Intent to Deprecate: DHE-based cipher suites
David Benjamin
(There was a previous “Intent to Deprecate” thread on net-dev and security-dev. The update is that we’re moving forward with it and adding a DevTools warning. Also the previous mail didn’t quite follow the template, so this iteration fixes that. Treat the old one as a "Pre-Intent" if you will.)
Primary eng (and PM) emails
davi...@chromium.org, awha...@chromium.org
Summary
We plan to end support for DHE-based cipher suites.
Motivation
Last year, we raised the minimum TLS Diffie-Hellman group size from 512-bit to 1024-bit. As mentioned then, 1024-bit is insufficient for the long-term. However, metrics reported that around 95% of DHE connections seen by Chrome use 1024-bit DHE. This, compounded with how DHE is negotiated in TLS, makes it difficult to move past 1024-bit.
In TLS’s ECDHE ciphers, the client advertises a list of supported curves alongside the cipher list. Servers can recognize if no curves overlap and instead select, say, a plain RSA cipher. This is undesirable, but it is preferable to using a broken curve.
DHE ciphers do not have this advertisement step. The server selects a DHE group without client input, often hard-coded in the server software. Should this group be insecure, clients cannot switch ciphers, even if the server had plain RSA (or ECDHE if mis-ordered) ciphers available. Rejecting weak DHE groups thus has abnormally high compatibility risk, and clients must be conservative in setting limits, despite security risks posed by weak groups. In the past, raising limits has broken more sites (ERR_SSL_WEAK_SERVER_EPHEMERAL_DH_KEY) than we’d have liked.

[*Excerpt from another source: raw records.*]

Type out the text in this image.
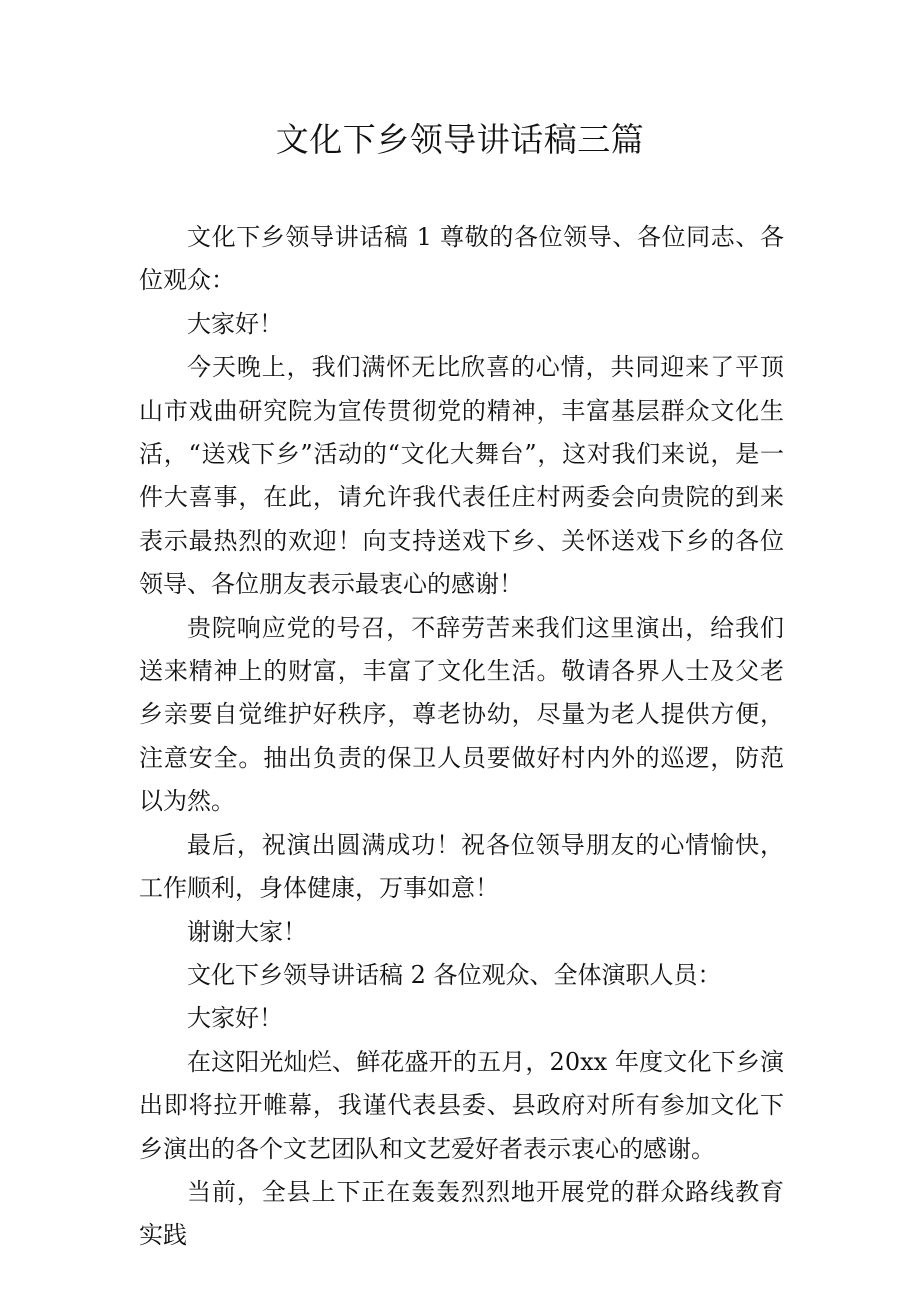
文化下乡领导讲话稿三篇

文化下乡领导讲话稿 1 尊敬的各位领导、各位同志、各位观众：

大家好！

今天晚上，我们满怀无比欣喜的心情，共同迎来了平顶山市戏曲研究院为宣传贯彻党的精神，丰富基层群众文化生活，“送戏下乡”活动的“文化大舞台”，这对我们来说，是一件大喜事，在此，请允许我代表任庄村两委会向贵院的到来表示最热烈的欢迎！向支持送戏下乡、关怀送戏下乡的各位领导、各位朋友表示最衷心的感谢！

贵院响应党的号召，不辞劳苦来我们这里演出，给我们送来精神上的财富，丰富了文化生活。敬请各界人士及父老乡亲要自觉维护好秩序，尊老协幼，尽量为老人提供方便，注意安全。抽出负责的保卫人员要做好村内外的巡逻，防范以为然。

最后，祝演出圆满成功！祝各位领导朋友的心情愉快，工作顺利，身体健康，万事如意！

谢谢大家！

文化下乡领导讲话稿 2 各位观众、全体演职人员：

大家好！

在这阳光灿烂、鲜花盛开的五月，20xx 年度文化下乡演出即将拉开帷幕，我谨代表县委、县政府对所有参加文化下乡演出的各个文艺团队和文艺爱好者表示衷心的感谢。

当前，全县上下正在轰轰烈烈地开展党的群众路线教育实践
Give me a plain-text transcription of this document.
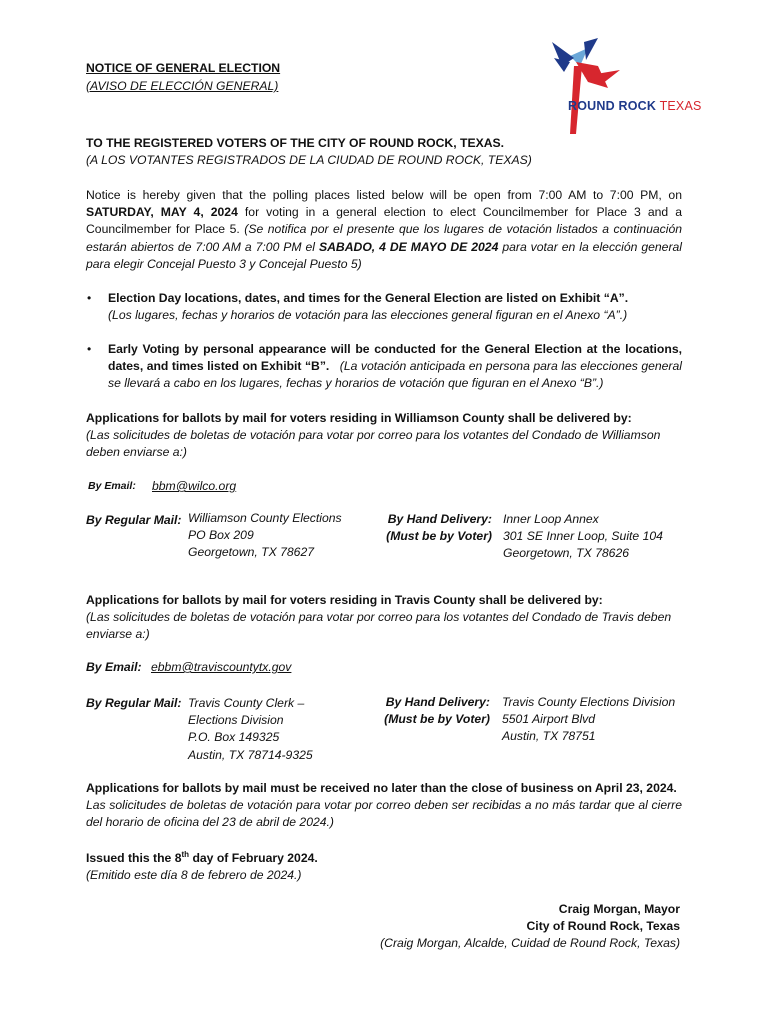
NOTICE OF GENERAL ELECTION
(AVISO DE ELECCIÓN GENERAL)
ROUND ROCK TEXAS
TO THE REGISTERED VOTERS OF THE CITY OF ROUND ROCK, TEXAS.
(A LOS VOTANTES REGISTRADOS DE LA CIUDAD DE ROUND ROCK, TEXAS)

Notice is hereby given that the polling places listed below will be open from 7:00 AM to 7:00 PM, on SATURDAY, MAY 4, 2024 for voting in a general election to elect Councilmember for Place 3 and a Councilmember for Place 5. (Se notifica por el presente que los lugares de votación listados a continuación estarán abiertos de 7:00 AM a 7:00 PM el SABADO, 4 DE MAYO DE 2024 para votar en la elección general para elegir Concejal Puesto 3 y Concejal Puesto 5)

• Election Day locations, dates, and times for the General Election are listed on Exhibit “A”.
(Los lugares, fechas y horarios de votación para las elecciones general figuran en el Anexo “A”.)

• Early Voting by personal appearance will be conducted for the General Election at the locations, dates, and times listed on Exhibit “B”. (La votación anticipada en persona para las elecciones general se llevará a cabo en los lugares, fechas y horarios de votación que figuran en el Anexo “B”.)

Applications for ballots by mail for voters residing in Williamson County shall be delivered by:

(Las solicitudes de boletas de votación para votar por correo para los votantes del Condado de Williamson deben enviarse a:)

By Email: bbm@wilco.org
By Regular Mail: Williamson County Elections
PO Box 209
Georgetown, TX 78627
By Hand Delivery:
(Must be by Voter)
Inner Loop Annex
301 SE Inner Loop, Suite 104
Georgetown, TX 78626
Applications for ballots by mail for voters residing in Travis County shall be delivered by:

(Las solicitudes de boletas de votación para votar por correo para los votantes del Condado de Travis deben enviarse a:)

By Email: ebbm@traviscountytx.gov
By Regular Mail: Travis County Clerk –
Elections Division
P.O. Box 149325
Austin, TX 78714-9325
By Hand Delivery:
(Must be by Voter)
Travis County Elections Division
5501 Airport Blvd
Austin, TX 78751
Applications for ballots by mail must be received no later than the close of business on April 23, 2024.

Las solicitudes de boletas de votación para votar por correo deben ser recibidas a no más tardar que al cierre del horario de oficina del 23 de abril de 2024.)

Issued this the 8th day of February 2024.
(Emitido este día 8 de febrero de 2024.)
Craig Morgan, Mayor
City of Round Rock, Texas
(Craig Morgan, Alcalde, Cuidad de Round Rock, Texas)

Conversely, it is difficult for servers to deploy more secure groups. There exist some older clients which reject groups larger than 1024-bit. This too is unadvertised, so servers deploying a larger DHE group risk interoperability issues with those clients.
Although there is a draft specification add group negotiation, it is still a draft and requires both client and server changes. Meanwhile, ECDHE is already widely implemented and deployed.
Given all this, we do not feel it is practical to continue supporting DHE.
Compatibility Risk
Servers which support only DHE ciphers will stop working in Chromium-based browsers. (Note this is fewer than servers which merely prefer DHE. Typically servers have other ciphers available. See usage information below.)
The latest versions of Safari on both OS X and iOS removed DHE support, so any affected sites are already inaccessible in Safari.
Though most have since been resolved, sites which became inaccessible due to ERR_SSL_WEAK_SERVER_EPHEMERAL_DH_KEY will work again with DHE deprecated.
Alternative implementation suggestion for web developers
Administrators should upgrade to ECDHE-based cipher suites. We recommend TLS 1.2 with TLS_ECDHE_RSA_WITH_AES_128_GCM_SHA256 for most deployments. If ECDHE is unavailable, ensure a plain RSA cipher suite is enabled. This is not expected to require software updates, only a configuration tweak. We are not aware of any server software which implements only DHE ciphers.
Servers should also disable DHE-based ciphers if their software uses a weak group. This is not necessary for interoperability with future DHE-less versions of Chromium, but other clients which still support DHE will be vulnerable to the server’s DHE group, if too weak.
Usage information from UseCounter
In Chrome 49, we placed DHE under a fallback to determine how many sites would break. Current metrics from Chrome 49 report 0.014% of TLS connections require a DHE-based cipher. (This number includes any false positive noise due to spurious network errors. Fallback-based measurements are slightly imprecise.)
OWP launch tracking bug
Entry on the feature dashboard
https://www.chromestatus.com/feature/5752033759985664
Requesting approval to remove too?
No. We intend to remove the feature in milestone 52, after showing a deprecation warning in DevTools for 51.